Una gentilezza che andò oltre ogni aspettativa, confermata anche al momento in cui gli chiesi l'ovvia foto assieme, per me davvero un onore immenso. Mi misi accanto a lui e lui dette la macchina fotografica a Chank poi, mentre eravamo in posa pronti a farci immortalare, scosse la testa e disse che secondo lui in quel punto la luce non era giusta per la buona riuscita della foto, si spostò in due, tre posti diversi, chiedendo a Chank se secondo lui il posto era ok e, quando finalmente trovò il punto che per lui era giusto  mi chiamo ed io, sbigottito, mi misi accanto a lui per scattare quelle due foto che adesso tengo come due delle cose più preziose che ho della mia, oramai lunghissima, carriera.

Il suo set quella sera fu qualcosa di meraviglioso; a luci ancora spente, sulle note di un brano di Robert Cray, salirono sul palco e lui si posizionò dietro al suo Hammond, con Leslie dietro, posizionato in posizione più alta rispetto al resto della Band ed iniziarono le danze con "I'm No Angel" e "Just Before The Bullets Fly".
Ricordo che il mio, mai dimenticato, amico Ernesto De Pascale che era sotto al palco a scattare delle foto e con il quale avevo condiviso migliaia di concerti a partire dal 1972, dopo un po' che mi osservava esclamò che era da un pezzo che non vedeva una tale eccitazione in me durante un concerto.
Il successivo brano, "House Of Blues" riuscì quasi a commuovermi con quel sax e quella voce sul finale.
Concerto meraviglioso insomma.

Ricordo che quando scesero dalla scaletta e si infilarono nel Palazzo Comunale, che durante il Festival, da sempre, funge da backstage, io li accompagnai e chiusi il grande portone dietro di me, rimanendo con loro in attesa che risalissero sul palco. Gregg si tolse la camicia scura che aveva, oramai intrisa di sudore, restando a torso nudo (era ancora piuttosto in forma all'epoca), mostrando tutti i tatuaggi che lo ricoprivano, mischiati ad alcune cicatrici. Si asciugò il sudore e mi guardò sorridendo soddisfatto, mentre indossava una strana t-shirt nera con un grande serpente disegnato davanti.
Mentre lo guardavo pensai che quell'uomo era come circondato da un alone di magia, si muoveva come un vero divo, con quei lunghi capelli biondi che oscillavano ad ogni suo movimento; era senza alcun dubbio il "Midnight Rider" per eccellenza e la sua lunga ed avventurosa vita stavano li a dimostrarlo.

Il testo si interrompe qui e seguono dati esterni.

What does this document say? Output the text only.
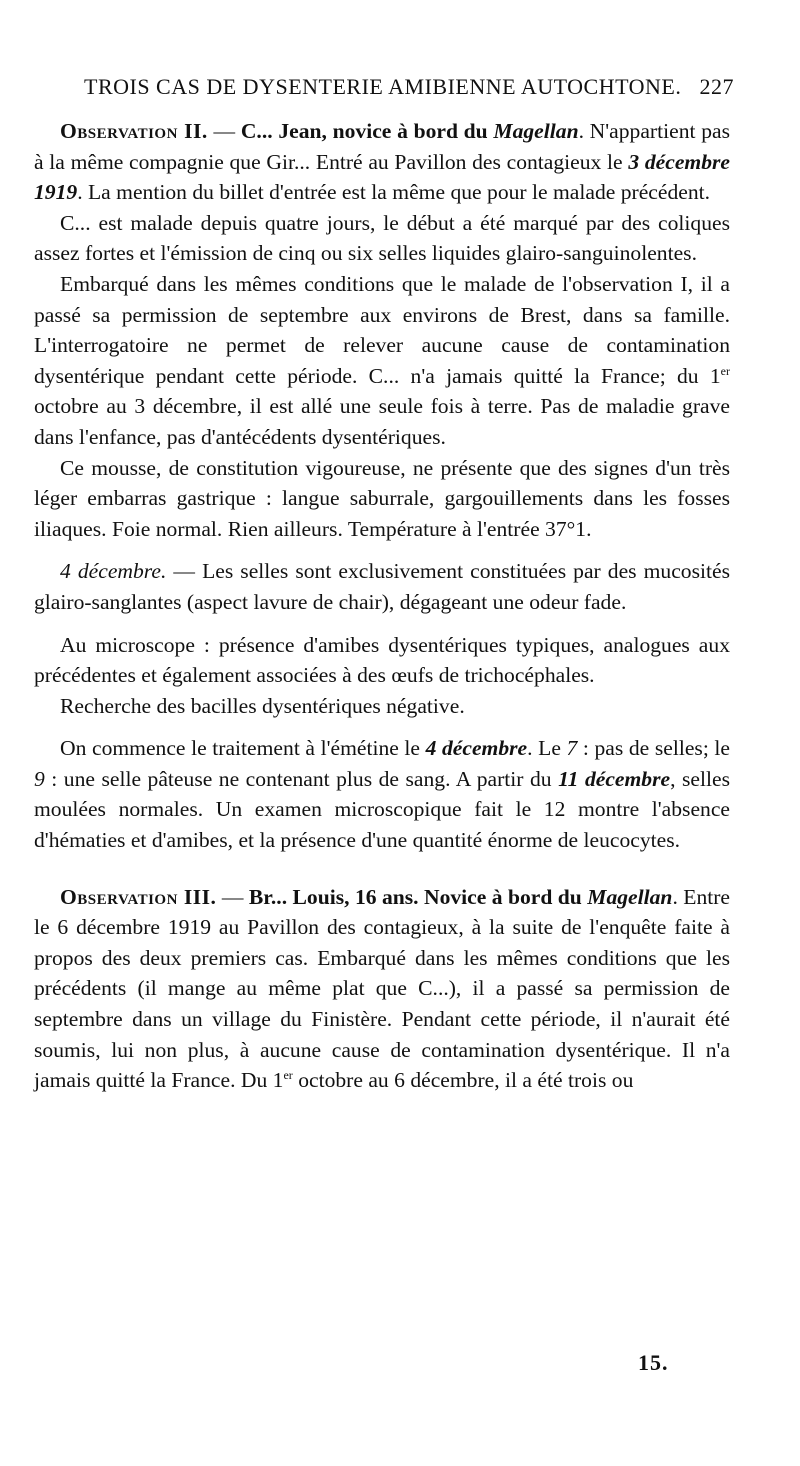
TROIS CAS DE DYSENTERIE AMIBIENNE AUTOCHTONE. 227

Observation II. — C... Jean, novice à bord du Magellan. N'appartient pas à la même compagnie que Gir... Entré au Pavillon des contagieux le 3 décembre 1919. La mention du billet d'entrée est la même que pour le malade précédent.

C... est malade depuis quatre jours, le début a été marqué par des coliques assez fortes et l'émission de cinq ou six selles liquides glairo-sanguinolentes.

Embarqué dans les mêmes conditions que le malade de l'observation I, il a passé sa permission de septembre aux environs de Brest, dans sa famille. L'interrogatoire ne permet de relever aucune cause de contamination dysentérique pendant cette période. C... n'a jamais quitté la France; du 1er octobre au 3 décembre, il est allé une seule fois à terre. Pas de maladie grave dans l'enfance, pas d'antécédents dysentériques.

Ce mousse, de constitution vigoureuse, ne présente que des signes d'un très léger embarras gastrique : langue saburrale, gargouillements dans les fosses iliaques. Foie normal. Rien ailleurs. Température à l'entrée 37°1.

4 décembre. — Les selles sont exclusivement constituées par des mucosités glairo-sanglantes (aspect lavure de chair), dégageant une odeur fade.

Au microscope : présence d'amibes dysentériques typiques, analogues aux précédentes et également associées à des œufs de trichocéphales.

Recherche des bacilles dysentériques négative.

On commence le traitement à l'émétine le 4 décembre. Le 7 : pas de selles; le 9 : une selle pâteuse ne contenant plus de sang. A partir du 11 décembre, selles moulées normales. Un examen microscopique fait le 12 montre l'absence d'hématies et d'amibes, et la présence d'une quantité énorme de leucocytes.

Observation III. — Br... Louis, 16 ans. Novice à bord du Magellan. Entre le 6 décembre 1919 au Pavillon des contagieux, à la suite de l'enquête faite à propos des deux premiers cas. Embarqué dans les mêmes conditions que les précédents (il mange au même plat que C...), il a passé sa permission de septembre dans un village du Finistère. Pendant cette période, il n'aurait été soumis, lui non plus, à aucune cause de contamination dysentérique. Il n'a jamais quitté la France. Du 1er octobre au 6 décembre, il a été trois ou

15.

Nel Novembre dello stesso anno, ebbi occasione di assistere ad un concerto a Pisa, al "Borderline" di suo figlio Devon, assieme ai suoi Honeytribe.
Prima del suo set, mostrai a Devon le foto che mi ritraevano assieme a suo padre e lui mi disse che Gregg gli aveva parlato molto della sua data italiana, che era rimasto sbalordito dalla bellezza della location dove si era esibito (Piazza del Duomo a Pistoia) e dal calore e dalla simpatia del pubblico italiano, aveva inoltre detto a Devon che gli sarebbe piaciuto moltissimo tornare ad esibirsi li, in quella Piazza, con gli altri della Allman Brothers Band questa volta.

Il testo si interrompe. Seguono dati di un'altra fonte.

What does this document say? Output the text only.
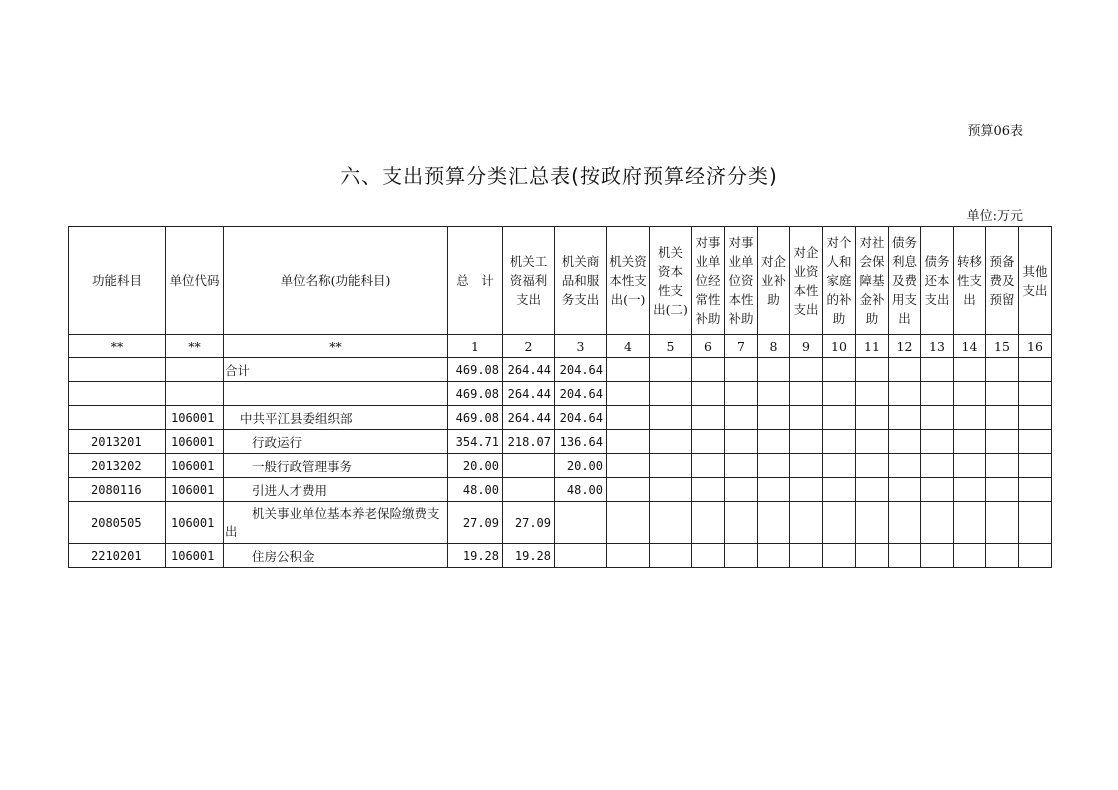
预算06表
六、支出预算分类汇总表(按政府预算经济分类)
单位:万元
功能科目	单位代码	单位名称(功能科目)	总　计	机关工资福利支出	机关商品和服务支出	机关资本性支出(一)	机关资本性支出(二)	对事业单位经常性补助	对事业单位资本性补助	对企业补助	对企业资本性支出	对个人和家庭的补助	对社会保障基金补助	债务利息及费用支出	债务还本支出	转移性支出	预备费及预留	其他支出
**	**	**	1	2	3	4	5	6	7	8	9	10	11	12	13	14	15	16
		合计	469.08	264.44	204.64													
			469.08	264.44	204.64													
	106001	中共平江县委组织部	469.08	264.44	204.64													
2013201	106001	行政运行	354.71	218.07	136.64													
2013202	106001	一般行政管理事务	20.00		20.00													
2080116	106001	引进人才费用	48.00		48.00													
2080505	106001	机关事业单位基本养老保险缴费支出	27.09	27.09														
2210201	106001	住房公积金	19.28	19.28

Purtroppo oggi questo suo desiderio, che era anche il mio e quello di molti appassionati della Band dei Fratelli Allman, resterà appunto un sogno...Dreams...

Adesso purtroppo anche lui se n'è andato, chiudendo quasi un cerchio, quello delle cosiddette Jam Band di cui, assieme a suo fratello, ne fu l'inventore e primo artefice.
Nei giorni successivi alla sua scomparsa, non ho vergogna a dirlo, ho pianto ascoltando i suoi dischi, ho pianto proprio come se se ne fosse andata una persona a me vicina e cara, come forse, in fondo, Gregg lo era davvero.